Global carbon emissions are set to reach record high levels in 2013, according to new analysis by climate scientists. The sustainable investment industry has said the figures back up the need for longer term outlooks.
The Global Carbon Budget report by climate researchers from 10 countries says carbon emitted from the burning of fossil fuels such as oil, gas and coal will reach 36 billion tonnes this year – a 2.1% rise since 2012.
“Governments meeting in Warsaw this week need to agree on how to reverse this trend”, said Prof Corinne Le Quéré of the Tyndall Centre for Climate Change Research at the University of East Anglia, which led the study.
“Emissions must fall substantially and rapidly if we are to limit global climate change to below 2C. Additional emissions every year cause further warming and climate change.”
The projected figures for 2013 are 61% above 1990 levels. While China contributed over a quarter of the total (27%), it matched the EU (10%) when it came to emissions per capita. The US (14%) and India (6%) also represented large portions in absolute terms.
Although total emissions rose 2.1% between 2012 and 2013, the growth was slower compared to the average over the last decade (2.7%).
Caroline Escott, head of government relations at the UK Sustainable Investment and Finance Association (UKSIF), said the new figures “underline the urgent need for governments, businesses and investors to work together” to avoid a 2C global average temperature rise. This is the threshold that governments have agreed to adhere to, and that many climate scientists warn could trigger dangerous climate change if exceeded.
The release of the Global Carbon Budget data complements a major study by the Carbon Tracker Initiative and the London School of Economics’ Grantham Research Institute, which said some 60-80% of oil, gas and coal reserves owned by firms listed on stock exchanges might need to be left in the ground if the world wants to tackle climate change. It warned that these stocks could become “stranded” if policies were introduced to limit emissions.
Escott added, “Sustainable investors continue to lead the way in incorporating ‘stranded assets’ and other risks associated with climate change into their decision-making.
“However, it’s vital that we raise awareness with policymakers, the public and the so-called mainstream investment community of the importance of environmental and social factors in growing and protecting the value of people’s savings and pensions.”
An alliance of 70 major investors with a collective $3 trillion (£1.85 trillion) of assets recently called on the world’s largest fossil fuels firmsto explain how their business models squared with the need for dramatic carbon reduction.

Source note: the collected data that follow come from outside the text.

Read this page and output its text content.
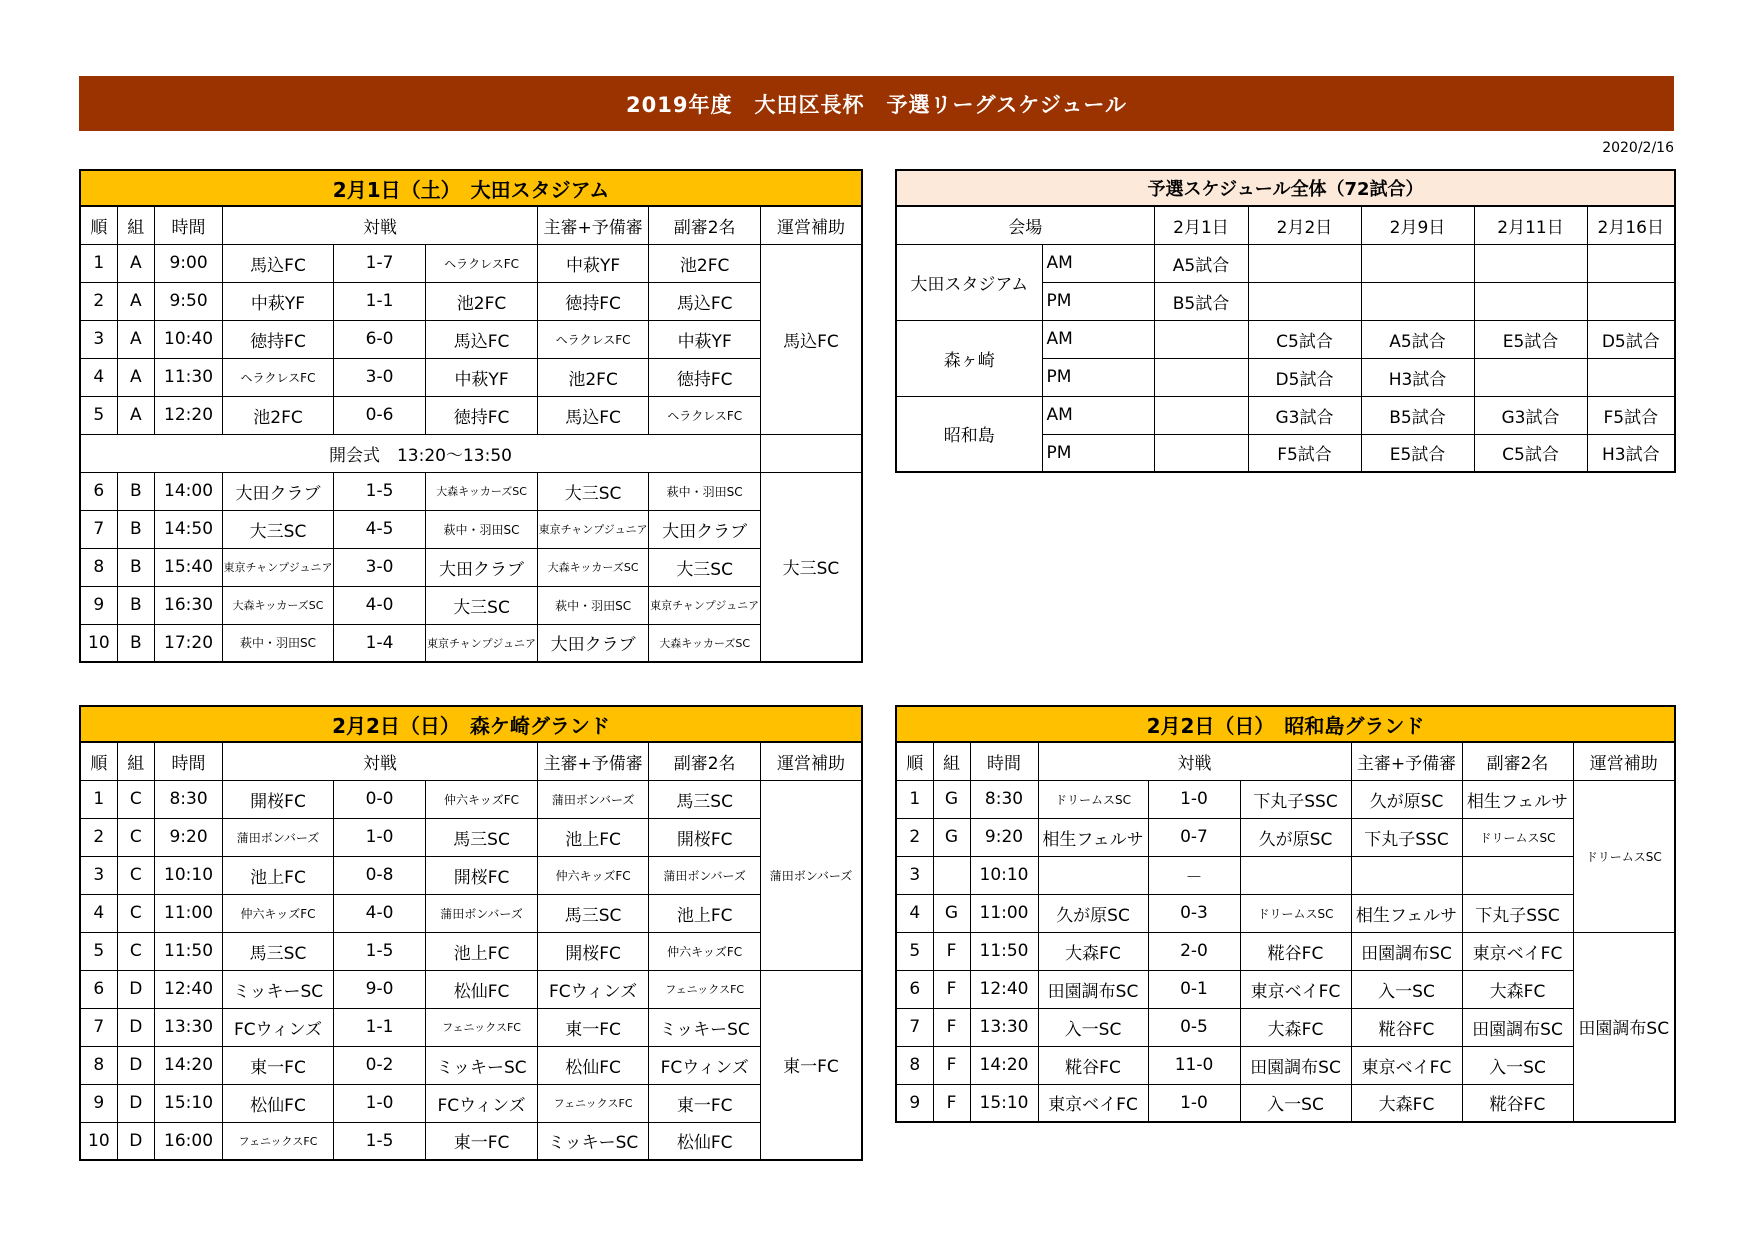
2019年度　大田区長杯　予選リーグスケジュール
2020/2/16
2月1日（土）　大田スタジアム								
順	組	時間	対戦			主審+予備審	副審2名	運営補助
1	A	9:00	馬込FC	1-7	ヘラクレスFC	中萩YF	池2FC	馬込FC
2	A	9:50	中萩YF	1-1	池2FC	徳持FC	馬込FC	
3	A	10:40	徳持FC	6-0	馬込FC	ヘラクレスFC	中萩YF	
4	A	11:30	ヘラクレスFC	3-0	中萩YF	池2FC	徳持FC	
5	A	12:20	池2FC	0-6	徳持FC	馬込FC	ヘラクレスFC	
開会式　13:20～13:50								
6	B	14:00	大田クラブ	1-5	大森キッカーズSC	大三SC	萩中・羽田SC	大三SC
7	B	14:50	大三SC	4-5	萩中・羽田SC	東京チャンプジュニア	大田クラブ	
8	B	15:40	東京チャンプジュニア	3-0	大田クラブ	大森キッカーズSC	大三SC	
9	B	16:30	大森キッカーズSC	4-0	大三SC	萩中・羽田SC	東京チャンプジュニア	
10	B	17:20	萩中・羽田SC	1-4	東京チャンプジュニア	大田クラブ	大森キッカーズSC	
予選スケジュール全体（72試合）						
会場		2月1日	2月2日	2月9日	2月11日	2月16日
大田スタジアム	AM	A5試合				
	PM	B5試合				
森ヶ崎	AM		C5試合	A5試合	E5試合	D5試合
	PM		D5試合	H3試合		
昭和島	AM		G3試合	B5試合	G3試合	F5試合
	PM		F5試合	E5試合	C5試合	H3試合
2月2日（日）　森ケ崎グランド								
順	組	時間	対戦			主審+予備審	副審2名	運営補助
1	C	8:30	開桜FC	0-0	仲六キッズFC	蒲田ボンバーズ	馬三SC	蒲田ボンバーズ
2	C	9:20	蒲田ボンバーズ	1-0	馬三SC	池上FC	開桜FC	
3	C	10:10	池上FC	0-8	開桜FC	仲六キッズFC	蒲田ボンバーズ	
4	C	11:00	仲六キッズFC	4-0	蒲田ボンバーズ	馬三SC	池上FC	
5	C	11:50	馬三SC	1-5	池上FC	開桜FC	仲六キッズFC	
6	D	12:40	ミッキーSC	9-0	松仙FC	FCウィンズ	フェニックスFC	東一FC
7	D	13:30	FCウィンズ	1-1	フェニックスFC	東一FC	ミッキーSC	
8	D	14:20	東一FC	0-2	ミッキーSC	松仙FC	FCウィンズ	
9	D	15:10	松仙FC	1-0	FCウィンズ	フェニックスFC	東一FC	
10	D	16:00	フェニックスFC	1-5	東一FC	ミッキーSC	松仙FC	
2月2日（日）　昭和島グランド								
順	組	時間	対戦			主審+予備審	副審2名	運営補助
1	G	8:30	ドリームスSC	1-0	下丸子SSC	久が原SC	相生フェルサ	ドリームスSC
2	G	9:20	相生フェルサ	0-7	久が原SC	下丸子SSC	ドリームスSC	
3		10:10		－				
4	G	11:00	久が原SC	0-3	ドリームスSC	相生フェルサ	下丸子SSC	
5	F	11:50	大森FC	2-0	糀谷FC	田園調布SC	東京ベイFC	田園調布SC
6	F	12:40	田園調布SC	0-1	東京ベイFC	入一SC	大森FC	
7	F	13:30	入一SC	0-5	大森FC	糀谷FC	田園調布SC	
8	F	14:20	糀谷FC	11-0	田園調布SC	東京ベイFC	入一SC	
9	F	15:10	東京ベイFC	1-0	入一SC	大森FC	糀谷FC	
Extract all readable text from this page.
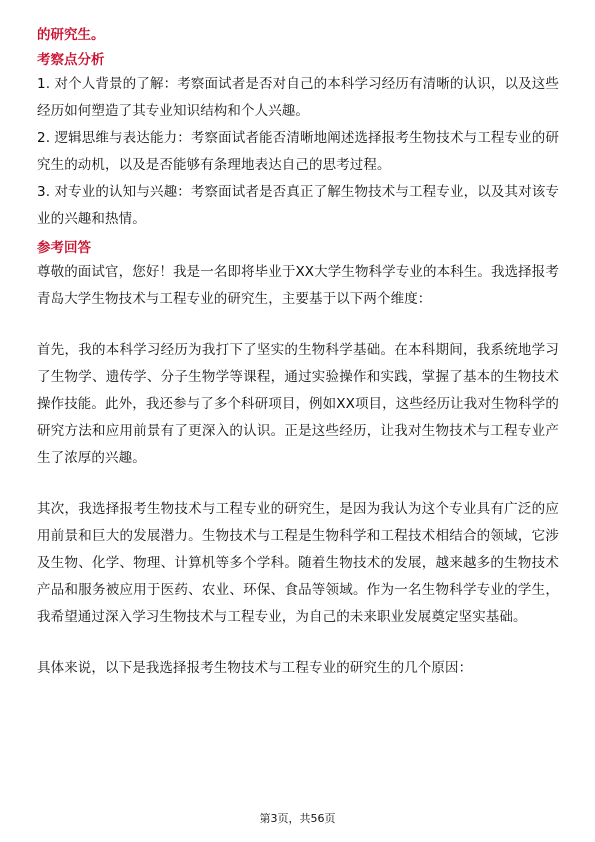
的研究生。

考察点分析

1. 对个人背景的了解：考察面试者是否对自己的本科学习经历有清晰的认识，以及这些经历如何塑造了其专业知识结构和个人兴趣。

2. 逻辑思维与表达能力：考察面试者能否清晰地阐述选择报考生物技术与工程专业的研究生的动机，以及是否能够有条理地表达自己的思考过程。

3. 对专业的认知与兴趣：考察面试者是否真正了解生物技术与工程专业，以及其对该专业的兴趣和热情。

参考回答

尊敬的面试官，您好！我是一名即将毕业于XX大学生物科学专业的本科生。我选择报考青岛大学生物技术与工程专业的研究生，主要基于以下两个维度：

首先，我的本科学习经历为我打下了坚实的生物科学基础。在本科期间，我系统地学习了生物学、遗传学、分子生物学等课程，通过实验操作和实践，掌握了基本的生物技术操作技能。此外，我还参与了多个科研项目，例如XX项目，这些经历让我对生物科学的研究方法和应用前景有了更深入的认识。正是这些经历，让我对生物技术与工程专业产生了浓厚的兴趣。

其次，我选择报考生物技术与工程专业的研究生，是因为我认为这个专业具有广泛的应用前景和巨大的发展潜力。生物技术与工程是生物科学和工程技术相结合的领域，它涉及生物、化学、物理、计算机等多个学科。随着生物技术的发展，越来越多的生物技术产品和服务被应用于医药、农业、环保、食品等领域。作为一名生物科学专业的学生，我希望通过深入学习生物技术与工程专业，为自己的未来职业发展奠定坚实基础。

具体来说，以下是我选择报考生物技术与工程专业的研究生的几个原因：

第3页，共56页
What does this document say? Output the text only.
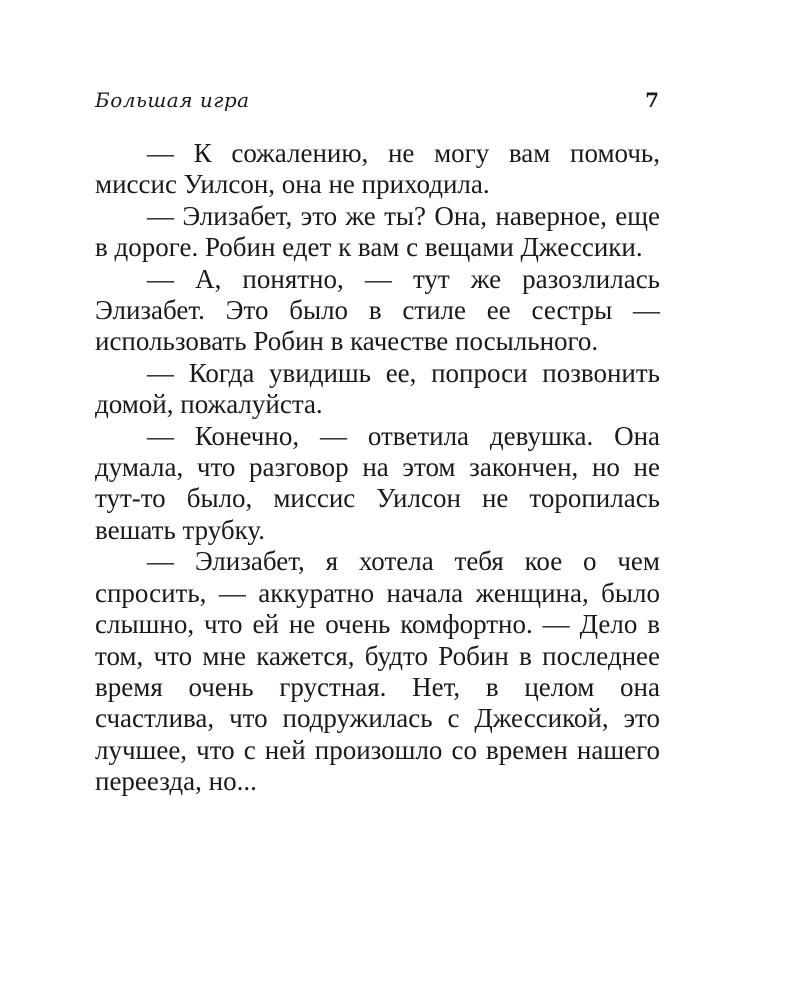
Большая игра	7

— К сожалению, не могу вам помочь, миссис Уилсон, она не приходила.

— Элизабет, это же ты? Она, наверное, еще в дороге. Робин едет к вам с вещами Джессики.

— А, понятно, — тут же разозлилась Элизабет. Это было в стиле ее сестры — использовать Робин в качестве посыльного.

— Когда увидишь ее, попроси позвонить домой, пожалуйста.

— Конечно, — ответила девушка. Она думала, что разговор на этом закончен, но не тут-то было, миссис Уилсон не торопилась вешать трубку.

— Элизабет, я хотела тебя кое о чем спросить, — аккуратно начала женщина, было слышно, что ей не очень комфортно. — Дело в том, что мне кажется, будто Робин в последнее время очень грустная. Нет, в целом она счастлива, что подружилась с Джессикой, это лучшее, что с ней произошло со времен нашего переезда, но...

This followed a survey of asset managers and owners worth $14 trillion (£8.7 trillion) which said the majority of investors now viewed climate change as a “material risk”.
Mark Hoskin, a partner at London-based financial advisory firm Holden & Partners, said, “I think [the Global Carbon Budget report] demonstrates the size of the challenge we face and the lack of enough effective policy to alter the future for our children.
“Investment rarely has linear returns, but conventional investment may be heading for a cliff edge when the impact of the global carbon position eventually hits society.”
On May 4 this year, global carbon dioxide levels in the atmosphere reached 400 parts per million for the first time in around three million years.